Só que, apesar das constantes adaptações, Jorge Amado não era muito afeito às versões de seus livros para a televisão o mesmo para o cinema e o teatro. Ele considerava as releituras “uma violência contra o autor”, como comentou em depoimento à Folha de S.Paulo em agosto de 1989, antes de Tieta entrar no ar, e em entrevistas nos anos posteriores.
Por outro lado, Amado afirmou que, quando esses projetos existiam, não se opunha e não gostava de interferir. “Não me meto, porque acho que o roteirista deve ter liberdade para mudar a obra para o novo meio em que ela vai aparecer”, ponderou, garantindo não ter qualquer envolvimento com a atração que iria ao ar na Globo.

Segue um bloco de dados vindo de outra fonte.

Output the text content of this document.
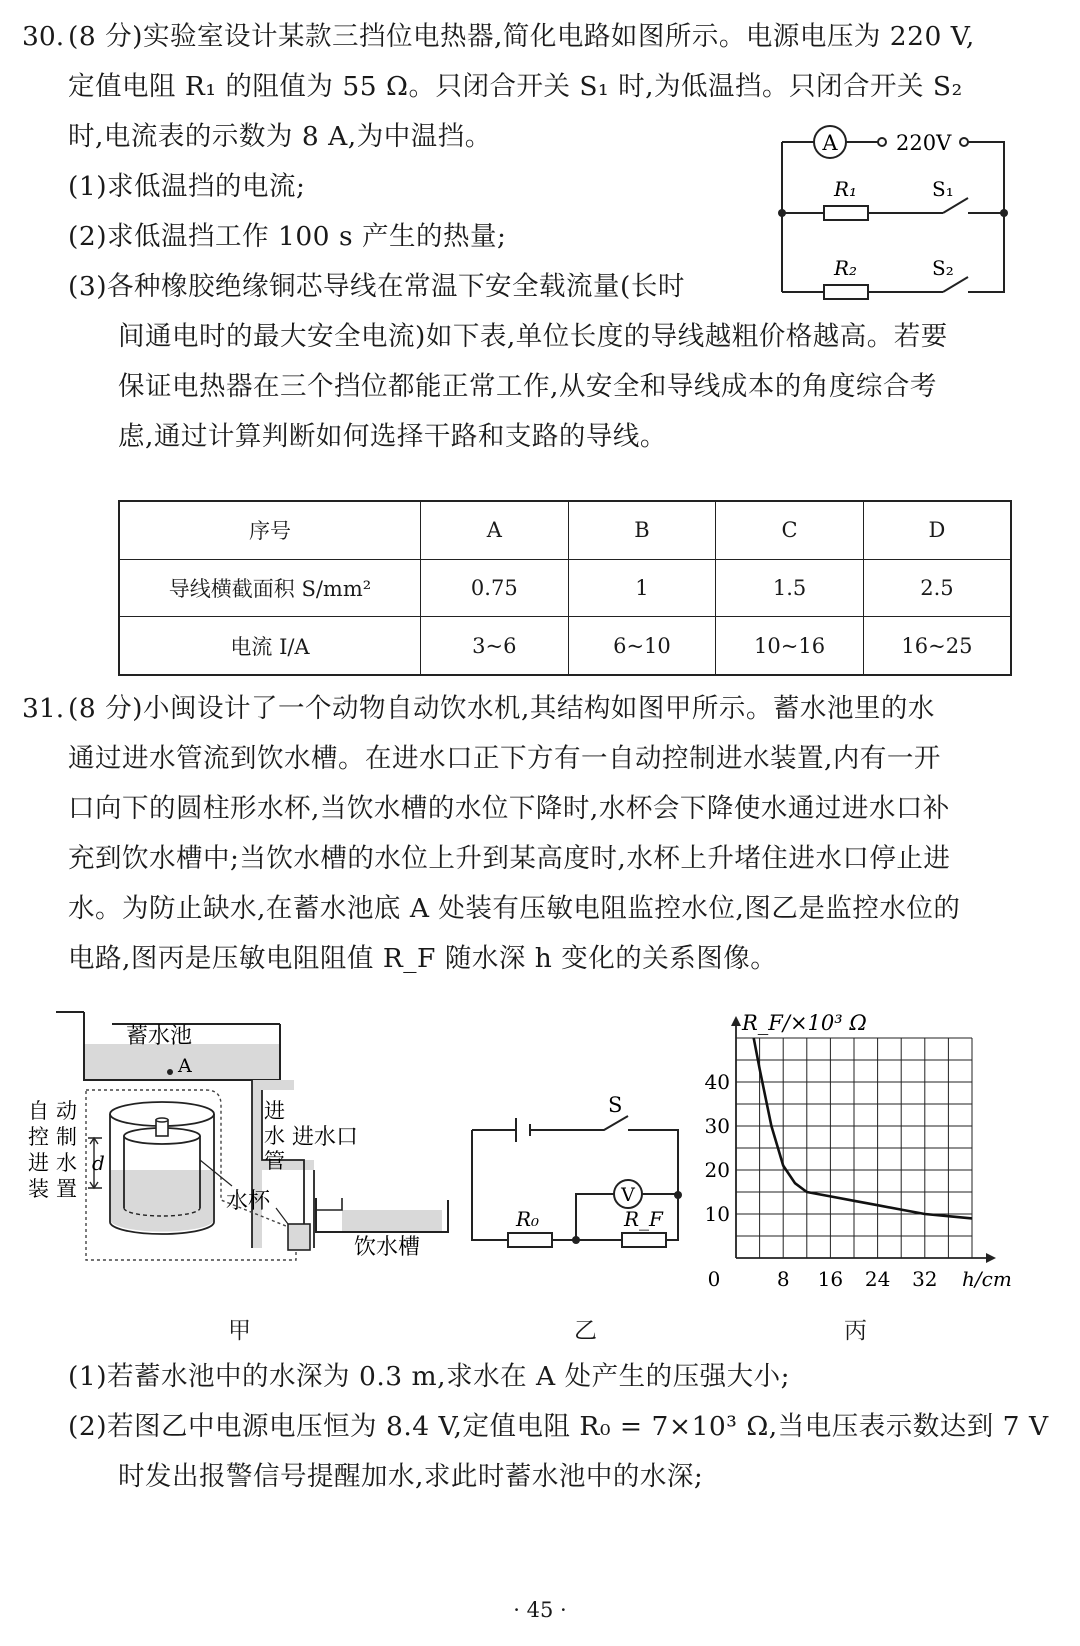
30. (8 分)实验室设计某款三挡位电热器,简化电路如图所示。电源电压为 220 V,
定值电阻 R₁ 的阻值为 55 Ω。只闭合开关 S₁ 时,为低温挡。只闭合开关 S₂
时,电流表的示数为 8 A,为中温挡。
(1)求低温挡的电流;
(2)求低温挡工作 100 s 产生的热量;
(3)各种橡胶绝缘铜芯导线在常温下安全载流量(长时
间通电时的最大安全电流)如下表,单位长度的导线越粗价格越高。若要
保证电热器在三个挡位都能正常工作,从安全和导线成本的角度综合考
虑,通过计算判断如何选择干路和支路的导线。
A	220V
R₁	S₁
R₂	S₂
序号	A	B	C	D
导线横截面积 S/mm²	0.75	1	1.5	2.5
电流 I/A	3~6	6~10	10~16	16~25
31. (8 分)小闽设计了一个动物自动饮水机,其结构如图甲所示。蓄水池里的水
通过进水管流到饮水槽。在进水口正下方有一自动控制进水装置,内有一开
口向下的圆柱形水杯,当饮水槽的水位下降时,水杯会下降使水通过进水口补
充到饮水槽中;当饮水槽的水位上升到某高度时,水杯上升堵住进水口停止进
水。为防止缺水,在蓄水池底 A 处装有压敏电阻监控水位,图乙是监控水位的
电路,图丙是压敏电阻阻值 R_F 随水深 h 变化的关系图像。
蓄水池
A
进
水
管
进水口
d
自 动
控 制
进 水
装 置	水杯
饮水槽
V
S
R₀	R_F
0	8 16 24 32
10
20
30
40
R_F/×10³ Ω
h/cm
甲	乙	丙
(1)若蓄水池中的水深为 0.3 m,求水在 A 处产生的压强大小;
(2)若图乙中电源电压恒为 8.4 V,定值电阻 R₀ = 7×10³ Ω,当电压表示数达到 7 V
时发出报警信号提醒加水,求此时蓄水池中的水深;
· 45 ·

Até o fim da década de 1980, várias outras histórias escritas por ele já haviam feito sucesso na TV. Um dos autores mais adaptados para a TV brasileira, ele também confessou, porém, que não assistia às novelas e minisséries baseadas em seus livros. “Só vi quatro capítulos de Gabriela”, confessou sobre a produção de sucesso em 1975, com Sônia Braga no papel principal.
Depois, em setembro de 1989, quando Tieta já estava no ar, mas com apenas uma semana de exibição, ele repetiu o discurso ao jornal O Globo, e acrescentou: "Considero as versões de meus romances para a televisão muito positivas, porque levam a obra a milhões de pessoas que não leriam o livro".
Em 2001, após a morte do escritor, o Jornal do Brasil resgatou uma entrevista concedida em 1992, em que Amado reafirmou tais posições. Desta vez, ele voltou a fazer uma ponderação positiva:
“A adaptação de um livro para qualquer outro meio é sempre violência. Eles destroem coisas que são muito importantes no romance. Acho que a adaptação só é válida se ela não for um pastiche, mas uma recriação. De qualquer forma, por pior que seja a adaptação, por mais que deturpe, modifique, ela sempre passa alguma coisa do que você quis transmitir ao leitor quando escreveu o livro.”
Jorge Amado
Aguinaldo Silva fez várias mudanças ao adaptar Tieta do Agreste para a TV

O posicionamento de Jorge Amado encorajou Aguinaldo Silva a fazer todas as mudanças que julgou necessárias na adaptação do livro Tieta do Agreste para a TV. Ele contou à Folha, na época da novela, ter recebido uma carta do escritor baiano que frisava a máxima "A adaptação de um romance só é válida se for uma recriação".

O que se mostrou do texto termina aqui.